GELECEK İÇİN CİDDİ HAZIRLIK YAPILMALI
800 milyon kişinin açlık tehlikesi altına yaşamını idame ettirmeye çabaladığını söyleyen Balaban, "Gıdaya giderek artan bu ihtiyaç karşısında, küresel gelir içindeki tarımsal payın yüzde 3'e düşmüş olduğunu ifade etmek gerekir. Demek ki gelecek zorlu günler için, bugünden ciddi hazırlıklar yapılmalıdır. Bu çerçevede akademik toplantılar yoluyla yapılması gereken hazırlıkların neler olabileceğini, sürdürülebilir kent yönetimi ve insan yaşamı yönüyle belirlemek ve ilgili kararları almak, nihayet uygulama için bir altyapı oluşturmak elzemdir. Biraz evvel nihayet bulan çalıştayımızın böyle önemli ve göz ardı edilemez bir fonksiyon üstlenmesi temel beklentimizdi" ifadelerini kullandı.
AKILLI TARIM VE PAZARLAMA STRATEJİLERİ
Balaban, "Çalıştayımızda, sizlerin de takip ettiği üzere 5 ana tartışma konusu mevcut idi ve bu temalar çatısı altında aşağıda sıraladığımız öneriler çıktı olarak üretildi. Öncelikle ve önemle sizlerle ve kamuoyuyla bu çıktıları paylaşmak isterim: İlk olarak Akıllı Tarım ve Pazarlama Stratejileri başlığında yaptığımız değerlendirmeleri açıklamak istiyorum. Kent tarımı uygulamalarına teknoloji yoğun olarak önem verilmeli ve hızlılık kazandırılmalıdır. Tarımda ürünlerin kalıcılaştırılması ve daha fazla tüketiciye erişimi amacıyla üreticilerin markalaşmaya yönelmeleri desteklenmeli ve özendirilmelidir. Tarımsal tahmin ve erken uyarı sistemleri kurularak elde edilen veriler üreticilerden paylaşılmalıdır" dedi.

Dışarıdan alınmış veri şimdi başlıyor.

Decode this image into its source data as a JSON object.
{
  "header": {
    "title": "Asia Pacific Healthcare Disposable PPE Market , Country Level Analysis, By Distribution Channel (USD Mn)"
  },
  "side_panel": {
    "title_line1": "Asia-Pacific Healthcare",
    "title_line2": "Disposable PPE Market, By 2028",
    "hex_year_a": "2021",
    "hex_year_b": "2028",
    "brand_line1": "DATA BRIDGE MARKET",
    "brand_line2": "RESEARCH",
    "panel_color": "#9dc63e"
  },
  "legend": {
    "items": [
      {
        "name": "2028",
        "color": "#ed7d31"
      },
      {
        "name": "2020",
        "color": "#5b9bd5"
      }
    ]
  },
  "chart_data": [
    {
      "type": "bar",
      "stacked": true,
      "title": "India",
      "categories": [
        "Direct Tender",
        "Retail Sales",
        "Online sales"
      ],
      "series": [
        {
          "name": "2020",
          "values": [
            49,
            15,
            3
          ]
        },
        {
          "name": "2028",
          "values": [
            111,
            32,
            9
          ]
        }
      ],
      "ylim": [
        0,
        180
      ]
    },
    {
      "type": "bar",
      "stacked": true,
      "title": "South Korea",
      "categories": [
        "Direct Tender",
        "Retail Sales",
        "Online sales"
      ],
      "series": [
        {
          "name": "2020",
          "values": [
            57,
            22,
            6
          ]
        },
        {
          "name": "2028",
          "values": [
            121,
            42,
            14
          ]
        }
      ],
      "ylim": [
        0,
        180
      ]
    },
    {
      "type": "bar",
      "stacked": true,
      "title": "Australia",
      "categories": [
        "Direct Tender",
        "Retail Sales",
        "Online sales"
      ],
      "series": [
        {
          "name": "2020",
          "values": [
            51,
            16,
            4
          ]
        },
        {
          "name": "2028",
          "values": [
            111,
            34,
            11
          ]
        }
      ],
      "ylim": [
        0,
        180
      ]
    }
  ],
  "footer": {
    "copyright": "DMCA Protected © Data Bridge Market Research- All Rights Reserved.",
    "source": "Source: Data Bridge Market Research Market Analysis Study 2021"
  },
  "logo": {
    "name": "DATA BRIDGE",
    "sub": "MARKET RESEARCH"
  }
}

TARIMDA YENİ NESİL UYGULAMALAR
Tarımda Yeni Nesil Uygulamaları konusunda elde edilen bulguları paylaşan Balaban, "İklim değişikliği ve kuraklık gibi olumsuz faktörlerin etkilerini ortadan kaldırmak adına modern, yeni nesil teknolojilere dayanan ve verimli sulama ile üretim yöntemleri geliştirilmeli ve tatbik edilmelidir. Tohum ve tohumculuk uygulamalarına, tohum ve bitki çeşitliliğinin sağlanmasına daha fazla ağırlık verilmeli, bilgi ve iyi uygulama örneklerinin paylaşımı ile uygulanması için gereken işbirliği Bakanlığımız önderliğinde sağlanmalıdır. Tarımsal üretimde hiçbir girdi veya çıktının ziyan olmasına müsaade edilmemeli, yeni nesil teknolojiler ile simbiyotik üretim modelleri kullanılarak atık ve artıkların sisteme yeniden kazandırılması sağlanmalıdır" ifadelerini kullandı.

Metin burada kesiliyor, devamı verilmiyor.